I’ve no doubt these changes have made a huge contribution to rising living standards over the last three decades, not just in the rich industrialised world but, more importantly, in countries like China and India, where per capita incomes have risen extraordinarily quickly in recent years. To turn our backs on cross-border capital flows would, then, be a serious mistake. Unfortunately, we may be heading in precisely that direction.

The credit crunch is now a global phenomenon. It may have started in the US, the UK and other over-borrowed economies, but its effects have spread far and wide. Banks, under pressure from their sponsoring governments, are showing a renewed “home bias” in their lending practices.

They’re short of funds, they can no longer support the lending volumes of yesteryear and taxpayers are, rightly, in no mood to fund risky operations in foreign climes.

The result of all this is that those countries particularly dependent on foreign bank lending are in trouble, through no fault of their own. Many of these are emerging economies.

Having built up large foreign exchange reserves in recent years, policymakers are suddenly discovering that their war chests are not offering the security they’d expected.

The reason is simple: rising foreign exchange reserves resulted from huge increases in foreign bank lending combined with a refusal to allow exchange rates to appreciate too far.

Now that bank lending is dropping off, foreign exchange reserves are fast disappearing and currencies are coming under downward pressure.

The rise in global capital flows should have been a collective good, benefiting everybody. Unfortunately, existing international financial arrangements have proved insufficiently robust to cope with the now-obvious downsides of cross-border capital flows, including the subprime crisis and the credit crunch.

There was too much saving in China and Russia, providing them with excessive current account surpluses, and too much borrowing in the US and the UK, leaving their households with excessive debts. There was too little knowledge of the precise sources of funds that banks were drawing upon to support rapid lending growth. There was too much trust in the skills of the ratings agencies which, for too long, had made their judgements on creditworthiness with the use of only a rear-view mirror.

And central banks, delighted with their inflation-targeting frameworks, ignored the rapid growth of credit, even though it was supporting ever-higher house prices and consumer debt.

Luckily, there’s an opportunity to address some of these shortcomings at the G20 meeting on 2 April. At the very least, a new global infrastructure needs to be created to deliver for the capital markets what the WTO has delivered for trade. That might include an enhanced role for the IMF, and perhaps a bigger say for the Bank for International Settlements.

Whether our leaders will be in the mood to grasp the opportunity is, though, another matter. The new US administration is pushing a “Buy American” policy and the new Treasury Secretary, Tim Geithner, has already rattled his “China is a currency manipulator” sabre.
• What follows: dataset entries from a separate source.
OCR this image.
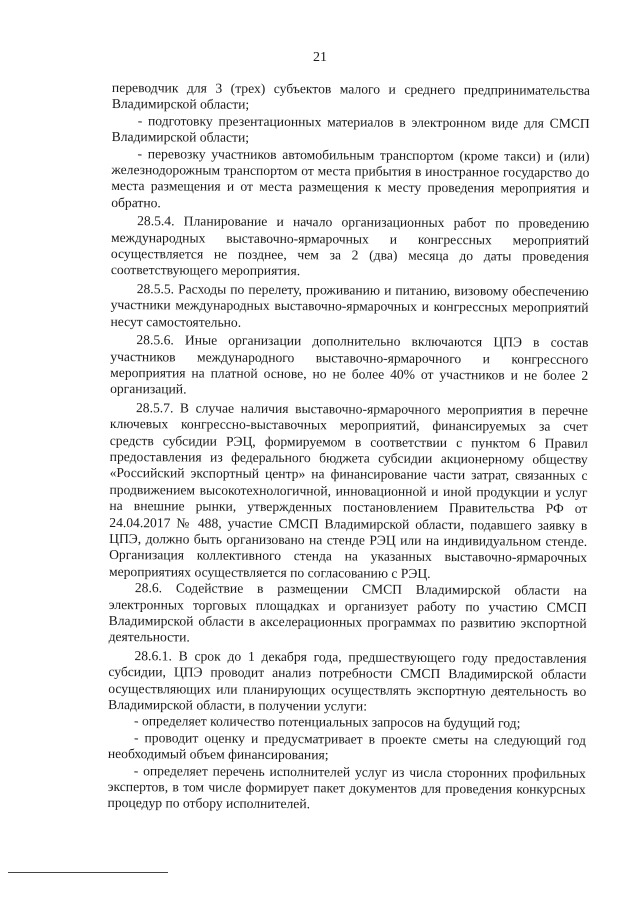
21

переводчик для 3 (трех) субъектов малого и среднего предпринимательства Владимирской области;

- подготовку презентационных материалов в электронном виде для СМСП Владимирской области;

- перевозку участников автомобильным транспортом (кроме такси) и (или) железнодорожным транспортом от места прибытия в иностранное государство до места размещения и от места размещения к месту проведения мероприятия и обратно.

28.5.4. Планирование и начало организационных работ по проведению международных выставочно-ярмарочных и конгрессных мероприятий осуществляется не позднее, чем за 2 (два) месяца до даты проведения соответствующего мероприятия.

28.5.5. Расходы по перелету, проживанию и питанию, визовому обеспечению участники международных выставочно-ярмарочных и конгрессных мероприятий несут самостоятельно.

28.5.6. Иные организации дополнительно включаются ЦПЭ в состав участников международного выставочно-ярмарочного и конгрессного мероприятия на платной основе, но не более 40% от участников и не более 2 организаций.

28.5.7. В случае наличия выставочно-ярмарочного мероприятия в перечне ключевых конгрессно-выставочных мероприятий, финансируемых за счет средств субсидии РЭЦ, формируемом в соответствии с пунктом 6 Правил предоставления из федерального бюджета субсидии акционерному обществу «Российский экспортный центр» на финансирование части затрат, связанных с продвижением высокотехнологичной, инновационной и иной продукции и услуг на внешние рынки, утвержденных постановлением Правительства РФ от 24.04.2017 № 488, участие СМСП Владимирской области, подавшего заявку в ЦПЭ, должно быть организовано на стенде РЭЦ или на индивидуальном стенде. Организация коллективного стенда на указанных выставочно-ярмарочных мероприятиях осуществляется по согласованию с РЭЦ.

28.6. Содействие в размещении СМСП Владимирской области на электронных торговых площадках и организует работу по участию СМСП Владимирской области в акселерационных программах по развитию экспортной деятельности.

28.6.1. В срок до 1 декабря года, предшествующего году предоставления субсидии, ЦПЭ проводит анализ потребности СМСП Владимирской области осуществляющих или планирующих осуществлять экспортную деятельность во Владимирской области, в получении услуги:

- определяет количество потенциальных запросов на будущий год;

- проводит оценку и предусматривает в проекте сметы на следующий год необходимый объем финансирования;

- определяет перечень исполнителей услуг из числа сторонних профильных экспертов, в том числе формирует пакет документов для проведения конкурсных процедур по отбору исполнителей.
Meanwhile, the Russians were moaning last week at Davos about the effective abuse by the Americans of their reserve currency status.

If Barack Obama and Ben Bernanke turn on the printing press, the implied fall in the dollar’s value would leave emerging market holders of Treasuries nursing losses in domestic currency terms. The rest of the world is now waking up to the idea that, if push comes to shove, American policymakers will happily shift the burden of adjustment from domestic debtors on to foreign creditors.

How will the creditors react?

Will they regard the printing press as an instrument of default? If so, what happens to the dollar’s role as the world’s reserve currency?

In this uncertain new world, we may end up with a radically different series of economic and political relationships.

Whether we are richer or poorer as a result will depend critically, though, on the ability of policymakers to keep capital flowing across borders in spite of the ever-louder siren calls of the protectionists.